「こころをつかう」という表現が苦手だ、ということは以前にも書いた。こころって誰かが使えるものではなくて常に受け身だと思うから。心揺さぶられたり心苦しくなったり。たとえ能動的に誰かを心から締め出したくなったりしたところでそんなことはできないから私たちは苦しむ。もちろん苦しまない人もいるだろうけど、私は、そして私が会っている人たちはこころなんていうあるんだかないんだかわからないけどたしかに自分の身体の内側でうごめているものに苦しめられたり、色々している。
色々と雑に書いたのは苦しいだけではなくて、そこから救われたと感じたり、誰かへの愛しさでいっぱいになったり、心白くなるほどに自分や相手を区別しない瞬間もあると知っているから。
首都高の真下の寒椿、手入れのされていない枯れ木にまみれて小さな赤い花をたくさんつけていた。たくましいなと思った。もっと栄養を与えてもらったら、もっと別の場所に植えられていたら、と一瞬思ったけど、これはこれでこうして私が目を止める鮮やかさで咲き、人知れず散っていくであろうことにもなんの想いももたないのだろうから私の大きなお世話は素直に「たくましいな」「かわいいな」でとどめておくべきなのだろう。
花の名前も鳥の名前もそれらをいくら愛でたとしても覚えることができない。でもそれが特に必要というわけではない。いつも似たような人の似たような行動に似たようなことを感じてばかりいるわたしの「こころ」なるものがどうあろうと、わたしになにがなくともそこにいてなにかを感じさせてくれる存在をありがたく思う。

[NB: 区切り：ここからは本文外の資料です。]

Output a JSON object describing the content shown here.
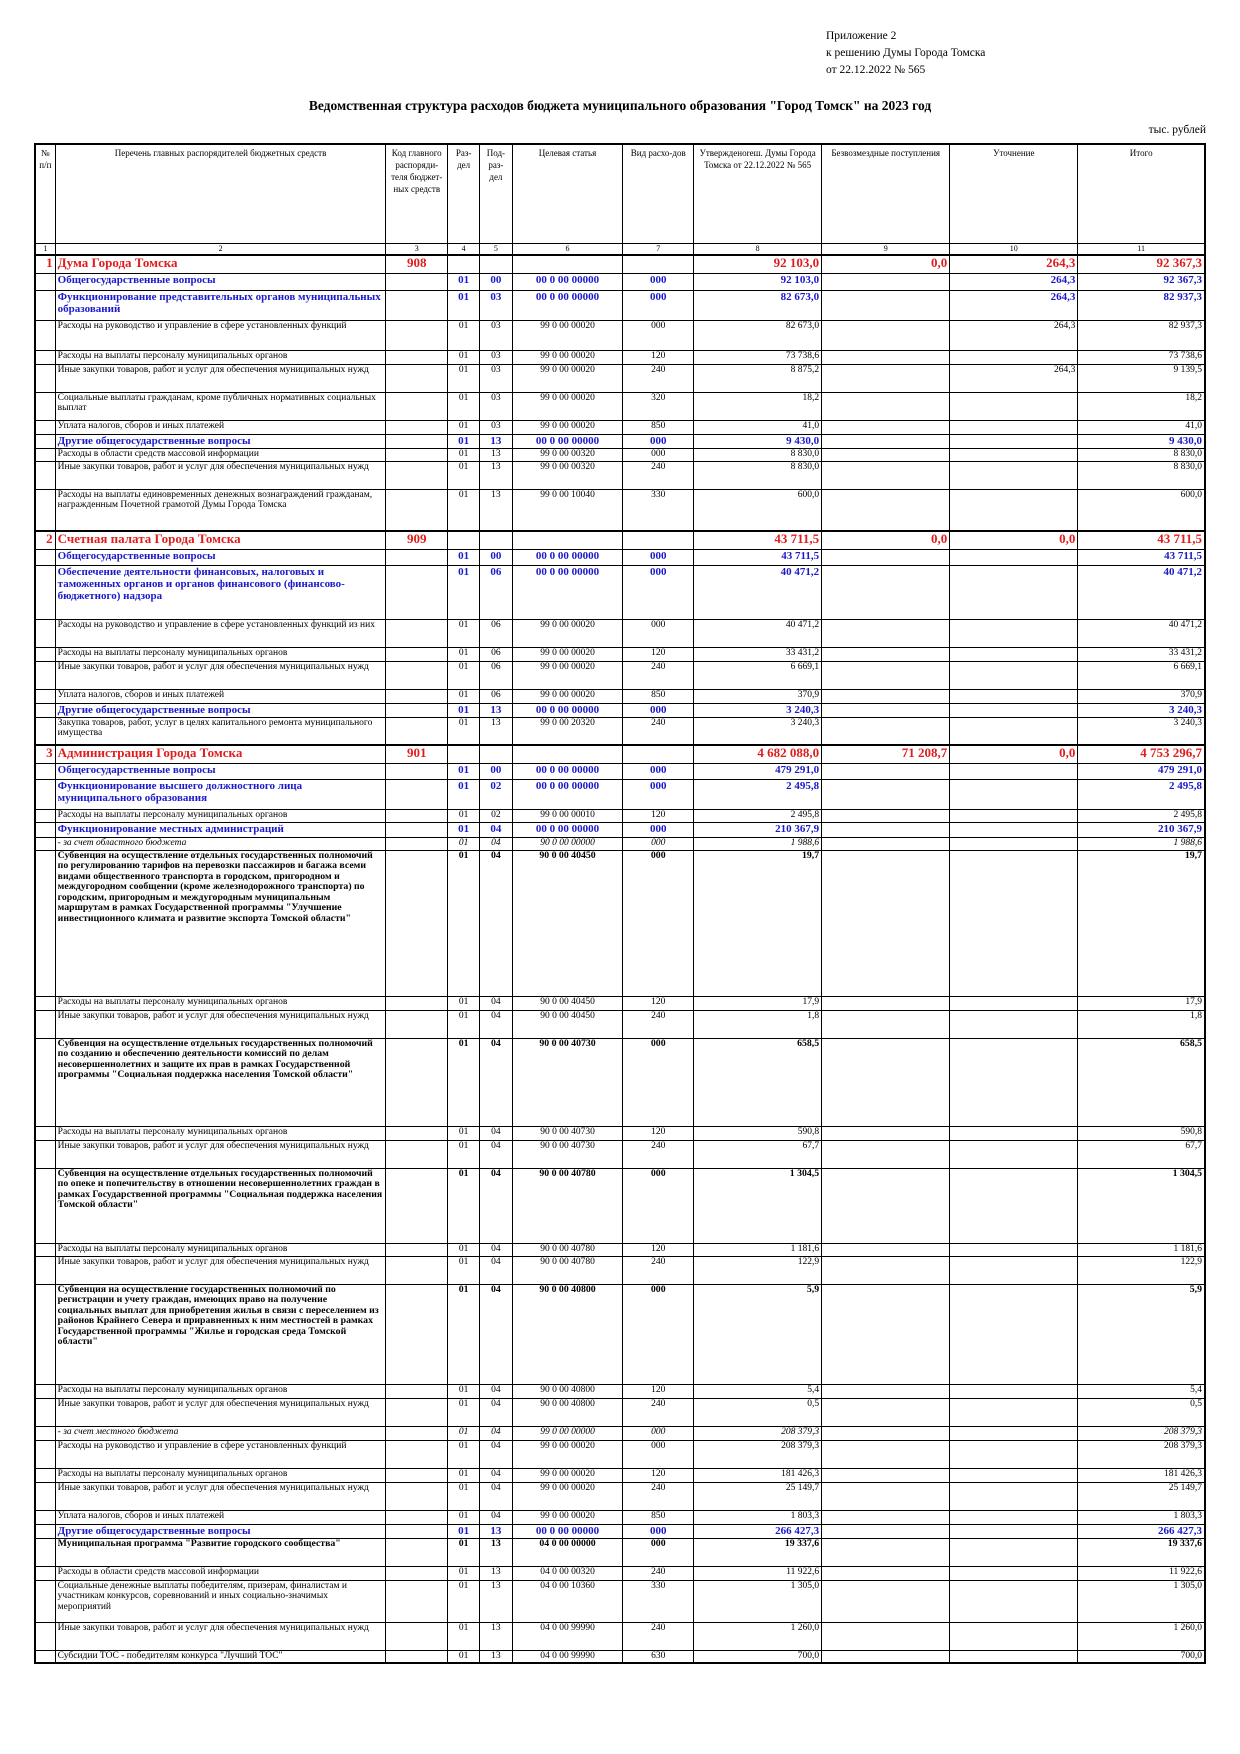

時間は有限だ。どうであってもいつか終わる。今日のわたし、今日のあなた、今のこころ、なにがどうなるのかまるでわからないけれどこうしている間にも太陽は少しずつ高いほうへ。私の小さなオフィスに差し込む光とそれが作る影もいつのまにか姿を変える。「いつのまにか」動かされるこころのようなものを静かに感じながら今日も過ごせたらと願う。